According to a recent article in the New York Times, Americans are beginning to import the jammers from Europe in mounting numbers, despite their illegality, because they work so much more effectively than daring to say "please." As in: "Turn off your cellphones, please," or "please switch off your mobile devices," or "kindly lower the pitch of your voice before I rip that BlackBerry from your hand and sell it on eBay."
One of the Americans who'd purchased a jammer told the Times he was a therapist who could not get his patients to stop taking calls in the middle of group sessions. I'd like to say "shocking," but hardly.
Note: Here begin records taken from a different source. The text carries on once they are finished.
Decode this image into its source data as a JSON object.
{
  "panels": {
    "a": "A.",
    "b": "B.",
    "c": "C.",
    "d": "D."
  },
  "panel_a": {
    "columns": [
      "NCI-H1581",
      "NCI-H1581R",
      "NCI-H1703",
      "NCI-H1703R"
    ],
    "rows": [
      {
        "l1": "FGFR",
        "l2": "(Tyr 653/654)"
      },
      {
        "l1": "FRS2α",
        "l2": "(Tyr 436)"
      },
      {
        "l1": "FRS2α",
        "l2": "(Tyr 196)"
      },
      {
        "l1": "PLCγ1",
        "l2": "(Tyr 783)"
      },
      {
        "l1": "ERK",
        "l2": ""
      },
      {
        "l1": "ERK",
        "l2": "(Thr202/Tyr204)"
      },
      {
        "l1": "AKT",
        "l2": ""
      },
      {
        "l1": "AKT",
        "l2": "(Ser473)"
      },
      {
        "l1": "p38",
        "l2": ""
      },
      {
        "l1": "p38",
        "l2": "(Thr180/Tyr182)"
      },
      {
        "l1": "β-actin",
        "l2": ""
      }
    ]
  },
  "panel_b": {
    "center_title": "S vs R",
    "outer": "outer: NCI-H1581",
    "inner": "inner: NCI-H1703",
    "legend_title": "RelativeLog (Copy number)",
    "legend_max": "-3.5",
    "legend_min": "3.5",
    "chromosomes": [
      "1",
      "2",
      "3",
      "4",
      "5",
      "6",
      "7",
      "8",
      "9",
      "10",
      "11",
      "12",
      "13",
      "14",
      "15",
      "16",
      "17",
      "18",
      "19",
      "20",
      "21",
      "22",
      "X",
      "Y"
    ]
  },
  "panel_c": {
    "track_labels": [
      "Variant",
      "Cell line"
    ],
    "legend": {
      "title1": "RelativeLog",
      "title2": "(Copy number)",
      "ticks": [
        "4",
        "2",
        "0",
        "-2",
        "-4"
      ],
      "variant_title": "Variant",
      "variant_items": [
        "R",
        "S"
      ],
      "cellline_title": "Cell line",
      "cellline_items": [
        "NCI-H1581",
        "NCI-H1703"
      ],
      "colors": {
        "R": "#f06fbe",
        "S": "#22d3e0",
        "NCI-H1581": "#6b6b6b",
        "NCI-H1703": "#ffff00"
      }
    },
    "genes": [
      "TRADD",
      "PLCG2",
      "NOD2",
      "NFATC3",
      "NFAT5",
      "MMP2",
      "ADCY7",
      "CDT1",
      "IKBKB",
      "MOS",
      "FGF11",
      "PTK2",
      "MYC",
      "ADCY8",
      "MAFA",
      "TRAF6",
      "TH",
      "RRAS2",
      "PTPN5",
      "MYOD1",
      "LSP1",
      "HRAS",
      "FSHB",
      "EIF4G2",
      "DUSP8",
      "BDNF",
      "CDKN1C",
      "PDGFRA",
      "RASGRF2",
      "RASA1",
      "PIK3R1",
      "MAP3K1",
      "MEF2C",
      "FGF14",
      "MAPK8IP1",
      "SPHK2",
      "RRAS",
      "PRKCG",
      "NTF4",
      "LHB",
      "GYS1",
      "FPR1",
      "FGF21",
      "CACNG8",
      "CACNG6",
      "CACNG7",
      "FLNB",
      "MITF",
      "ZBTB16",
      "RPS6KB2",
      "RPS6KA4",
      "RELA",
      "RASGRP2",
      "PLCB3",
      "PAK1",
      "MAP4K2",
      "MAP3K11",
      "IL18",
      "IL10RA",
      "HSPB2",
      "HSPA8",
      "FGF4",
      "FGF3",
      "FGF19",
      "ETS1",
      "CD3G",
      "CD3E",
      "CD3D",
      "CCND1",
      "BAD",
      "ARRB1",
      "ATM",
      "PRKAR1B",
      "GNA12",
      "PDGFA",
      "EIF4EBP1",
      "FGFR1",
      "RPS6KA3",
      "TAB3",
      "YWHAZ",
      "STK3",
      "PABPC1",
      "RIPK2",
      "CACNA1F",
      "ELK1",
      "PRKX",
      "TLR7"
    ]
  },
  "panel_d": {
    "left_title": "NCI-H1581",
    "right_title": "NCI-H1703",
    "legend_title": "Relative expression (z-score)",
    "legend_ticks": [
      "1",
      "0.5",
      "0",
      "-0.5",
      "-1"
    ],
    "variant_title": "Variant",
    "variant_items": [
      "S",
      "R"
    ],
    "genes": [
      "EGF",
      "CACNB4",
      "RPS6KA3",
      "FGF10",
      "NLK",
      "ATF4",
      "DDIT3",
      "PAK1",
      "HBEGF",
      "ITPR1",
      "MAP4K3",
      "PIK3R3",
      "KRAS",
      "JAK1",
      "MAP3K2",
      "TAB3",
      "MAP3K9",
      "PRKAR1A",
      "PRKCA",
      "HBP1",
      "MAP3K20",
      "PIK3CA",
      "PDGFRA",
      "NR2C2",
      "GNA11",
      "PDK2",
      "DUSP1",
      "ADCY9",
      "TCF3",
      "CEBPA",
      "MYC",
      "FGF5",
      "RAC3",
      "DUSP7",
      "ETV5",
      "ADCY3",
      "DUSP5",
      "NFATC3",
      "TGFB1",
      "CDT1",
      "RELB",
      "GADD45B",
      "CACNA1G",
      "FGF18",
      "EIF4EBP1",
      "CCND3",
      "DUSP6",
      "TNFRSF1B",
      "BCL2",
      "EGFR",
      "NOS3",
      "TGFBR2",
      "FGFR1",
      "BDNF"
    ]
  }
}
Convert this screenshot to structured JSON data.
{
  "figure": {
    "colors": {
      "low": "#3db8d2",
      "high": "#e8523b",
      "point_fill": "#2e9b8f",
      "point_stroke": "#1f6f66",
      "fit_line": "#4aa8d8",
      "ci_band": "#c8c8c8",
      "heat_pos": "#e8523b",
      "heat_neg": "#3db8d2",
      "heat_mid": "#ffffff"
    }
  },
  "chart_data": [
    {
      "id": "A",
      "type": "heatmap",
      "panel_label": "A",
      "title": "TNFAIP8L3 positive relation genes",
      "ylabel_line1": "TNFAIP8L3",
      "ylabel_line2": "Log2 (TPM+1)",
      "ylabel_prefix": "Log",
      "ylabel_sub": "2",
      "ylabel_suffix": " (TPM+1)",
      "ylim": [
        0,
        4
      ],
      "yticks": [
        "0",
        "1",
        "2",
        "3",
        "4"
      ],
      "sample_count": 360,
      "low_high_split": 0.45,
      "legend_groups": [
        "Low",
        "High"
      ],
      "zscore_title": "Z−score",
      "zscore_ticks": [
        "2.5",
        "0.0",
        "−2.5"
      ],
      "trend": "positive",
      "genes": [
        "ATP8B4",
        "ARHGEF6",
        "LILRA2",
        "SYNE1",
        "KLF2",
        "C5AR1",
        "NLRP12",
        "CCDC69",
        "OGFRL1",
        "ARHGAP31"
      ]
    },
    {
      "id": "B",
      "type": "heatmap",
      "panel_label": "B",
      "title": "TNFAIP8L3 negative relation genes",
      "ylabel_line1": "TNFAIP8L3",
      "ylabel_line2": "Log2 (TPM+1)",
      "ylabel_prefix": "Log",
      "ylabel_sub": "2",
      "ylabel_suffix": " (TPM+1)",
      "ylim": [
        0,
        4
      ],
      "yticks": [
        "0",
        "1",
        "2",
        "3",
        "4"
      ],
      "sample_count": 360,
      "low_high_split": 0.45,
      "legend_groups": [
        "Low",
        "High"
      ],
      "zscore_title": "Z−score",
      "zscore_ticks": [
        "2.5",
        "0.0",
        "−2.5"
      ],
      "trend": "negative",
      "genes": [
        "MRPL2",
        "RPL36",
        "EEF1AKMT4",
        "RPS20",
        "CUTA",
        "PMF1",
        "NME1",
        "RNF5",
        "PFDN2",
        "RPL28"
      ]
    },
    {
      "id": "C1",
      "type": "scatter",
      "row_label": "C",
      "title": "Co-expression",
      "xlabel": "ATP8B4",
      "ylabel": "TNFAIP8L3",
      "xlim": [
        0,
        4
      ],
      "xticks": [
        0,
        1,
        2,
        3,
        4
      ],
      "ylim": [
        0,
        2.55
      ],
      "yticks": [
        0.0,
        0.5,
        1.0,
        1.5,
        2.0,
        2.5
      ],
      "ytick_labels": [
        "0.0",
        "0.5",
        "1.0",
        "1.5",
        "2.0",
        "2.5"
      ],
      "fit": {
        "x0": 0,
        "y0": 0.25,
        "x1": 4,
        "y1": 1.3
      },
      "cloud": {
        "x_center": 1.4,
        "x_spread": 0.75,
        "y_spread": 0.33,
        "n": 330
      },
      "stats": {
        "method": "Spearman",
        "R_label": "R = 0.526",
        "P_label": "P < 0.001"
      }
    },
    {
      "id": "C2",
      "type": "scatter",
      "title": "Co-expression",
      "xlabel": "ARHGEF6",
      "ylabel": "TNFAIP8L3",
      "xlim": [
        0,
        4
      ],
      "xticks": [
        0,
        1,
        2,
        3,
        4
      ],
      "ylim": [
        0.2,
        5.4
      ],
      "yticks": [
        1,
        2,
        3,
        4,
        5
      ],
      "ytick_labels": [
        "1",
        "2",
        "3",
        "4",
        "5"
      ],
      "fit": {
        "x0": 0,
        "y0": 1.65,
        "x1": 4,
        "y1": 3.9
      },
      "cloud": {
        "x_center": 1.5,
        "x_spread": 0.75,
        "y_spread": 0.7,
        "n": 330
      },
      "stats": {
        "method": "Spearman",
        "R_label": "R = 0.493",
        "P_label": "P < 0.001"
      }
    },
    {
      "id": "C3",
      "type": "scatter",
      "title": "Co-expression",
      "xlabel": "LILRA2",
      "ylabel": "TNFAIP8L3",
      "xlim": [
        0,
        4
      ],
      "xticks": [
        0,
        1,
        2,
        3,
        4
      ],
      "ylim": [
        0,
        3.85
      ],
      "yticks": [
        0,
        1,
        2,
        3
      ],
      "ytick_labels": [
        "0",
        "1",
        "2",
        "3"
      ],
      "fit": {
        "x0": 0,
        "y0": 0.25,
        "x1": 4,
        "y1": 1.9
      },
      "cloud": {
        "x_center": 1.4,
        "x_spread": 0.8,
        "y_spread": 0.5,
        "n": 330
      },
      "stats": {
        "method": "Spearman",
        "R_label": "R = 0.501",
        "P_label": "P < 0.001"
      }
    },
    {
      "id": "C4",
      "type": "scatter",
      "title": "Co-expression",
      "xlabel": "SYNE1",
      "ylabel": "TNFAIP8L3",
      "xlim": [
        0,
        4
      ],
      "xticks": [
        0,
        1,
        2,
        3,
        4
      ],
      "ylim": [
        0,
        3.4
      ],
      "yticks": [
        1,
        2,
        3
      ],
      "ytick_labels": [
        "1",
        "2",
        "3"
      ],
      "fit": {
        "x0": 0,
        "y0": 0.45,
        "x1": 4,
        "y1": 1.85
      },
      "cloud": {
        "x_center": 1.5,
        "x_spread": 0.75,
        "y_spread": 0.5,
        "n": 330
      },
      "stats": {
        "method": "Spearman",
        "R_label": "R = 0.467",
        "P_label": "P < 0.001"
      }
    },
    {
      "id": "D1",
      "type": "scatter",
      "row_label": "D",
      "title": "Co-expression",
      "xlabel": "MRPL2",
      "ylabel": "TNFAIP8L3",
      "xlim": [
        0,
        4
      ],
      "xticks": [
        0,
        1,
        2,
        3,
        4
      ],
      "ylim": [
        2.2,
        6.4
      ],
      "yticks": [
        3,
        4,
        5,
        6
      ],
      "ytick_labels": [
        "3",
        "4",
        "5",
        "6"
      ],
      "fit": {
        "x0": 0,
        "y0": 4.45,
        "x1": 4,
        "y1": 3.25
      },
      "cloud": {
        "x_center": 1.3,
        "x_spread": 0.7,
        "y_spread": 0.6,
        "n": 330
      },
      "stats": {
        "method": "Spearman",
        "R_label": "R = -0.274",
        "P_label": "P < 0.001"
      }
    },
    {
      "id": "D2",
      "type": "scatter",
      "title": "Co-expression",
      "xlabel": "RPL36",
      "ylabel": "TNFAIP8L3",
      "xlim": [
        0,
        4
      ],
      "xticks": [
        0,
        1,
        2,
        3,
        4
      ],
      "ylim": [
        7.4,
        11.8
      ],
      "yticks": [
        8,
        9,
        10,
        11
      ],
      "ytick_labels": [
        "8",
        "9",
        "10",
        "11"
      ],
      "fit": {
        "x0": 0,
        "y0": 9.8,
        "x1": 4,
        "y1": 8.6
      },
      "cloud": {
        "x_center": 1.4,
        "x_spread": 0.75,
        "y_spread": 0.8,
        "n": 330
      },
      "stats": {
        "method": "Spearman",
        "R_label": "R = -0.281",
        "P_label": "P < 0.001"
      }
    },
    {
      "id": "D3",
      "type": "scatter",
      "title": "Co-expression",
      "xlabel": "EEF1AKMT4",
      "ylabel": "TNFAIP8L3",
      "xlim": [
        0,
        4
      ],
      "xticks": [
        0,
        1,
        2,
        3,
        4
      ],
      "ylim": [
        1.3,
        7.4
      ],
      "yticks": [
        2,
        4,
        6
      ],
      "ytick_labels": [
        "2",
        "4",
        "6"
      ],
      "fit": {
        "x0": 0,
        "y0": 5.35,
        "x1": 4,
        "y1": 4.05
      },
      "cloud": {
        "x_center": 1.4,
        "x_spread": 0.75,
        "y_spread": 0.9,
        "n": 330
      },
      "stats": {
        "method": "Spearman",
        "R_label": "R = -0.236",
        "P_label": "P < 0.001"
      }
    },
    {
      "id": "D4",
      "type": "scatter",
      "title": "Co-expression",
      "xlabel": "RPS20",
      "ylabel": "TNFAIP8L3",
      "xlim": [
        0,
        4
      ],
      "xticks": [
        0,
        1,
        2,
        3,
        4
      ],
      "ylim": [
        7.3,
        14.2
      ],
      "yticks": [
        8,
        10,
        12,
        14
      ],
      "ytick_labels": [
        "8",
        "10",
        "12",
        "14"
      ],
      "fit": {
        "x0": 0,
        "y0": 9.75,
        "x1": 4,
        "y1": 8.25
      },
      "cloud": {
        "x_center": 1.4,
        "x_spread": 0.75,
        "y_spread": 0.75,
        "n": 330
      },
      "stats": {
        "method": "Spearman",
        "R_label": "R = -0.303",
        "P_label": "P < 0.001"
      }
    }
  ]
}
There is something fundamentally upside down about people's perception of public space when they're on cellphones. It is difficult, sometimes, to even penetrate their consciousness.
Counter-culture
I was once standing on the curb of a busy downtown street waiting for the light to change, along with a gaggle of other pedestrians. A teenaged girl engrossed in conversation on her phone obliviously stepped into the traffic and when a startled driver braked hard and honked at her, she glanced over her shoulder and snapped: "Do you mind, I'm on the phone."
This actually had the effect of making the rest of us, who were otherwise paying little attention to one another, collectively burst out laughing. Unexpectedly, it became a shared moment in the here and now, a sense of being mutually present that is precisely the objective of the mindfulness movement.
Most entrepreneurs in the wireless world appear to be unaware that there is a counter-culture — an embattled resistance — in their midst.
Of cellphone jammers, a spokesperson for Verizon Wireless protested to the Times that: "It's counterintuitive that when the demand is clear and strong from wireless consumers for improved cell coverage, that these kinds of devices are finding a market."
Well, no, actually, it's not.
There is nothing counterintuitive about wanting "improved cell coverage," and yet at the same time wishing to engage the world with a modicum of graciousness.
There are thousands of mobile owners who manage to refrain from the behavioural equivalent of farting in the library. Having sufficient confidence that your listener can hear you, so that you don't have to bark into the air like a demented spaniel, has nothing to do with answering your phone in the first instance, in the midst of group therapy. You can choose to have good manners or not.
Fight over public space
The current impasse actually reminds me of the push-back against smokers in the late 1980s, when nonsmokers finally broke their collective silence and decided that it was not okay to fire up a Player's Light in the elevator.
It was a fight over the uses and abuses of public space that inevitably turned into a brawl, and then a rout. One side apparently needed total victory, even though a partial victory — a roll-back toward good manners — was all that was needed.
So, it will be interesting to see what happens with cellphones. For the time being, the only solution — short of the jammer — is to wear an iPod. That way, the cellphone user can be blind and you get to be deaf.
This won't do a great deal for mindfulness, but I'd rather be hyper-attuned to beautiful music than to reports on the bowel movements of one small Torontonian named Marcus.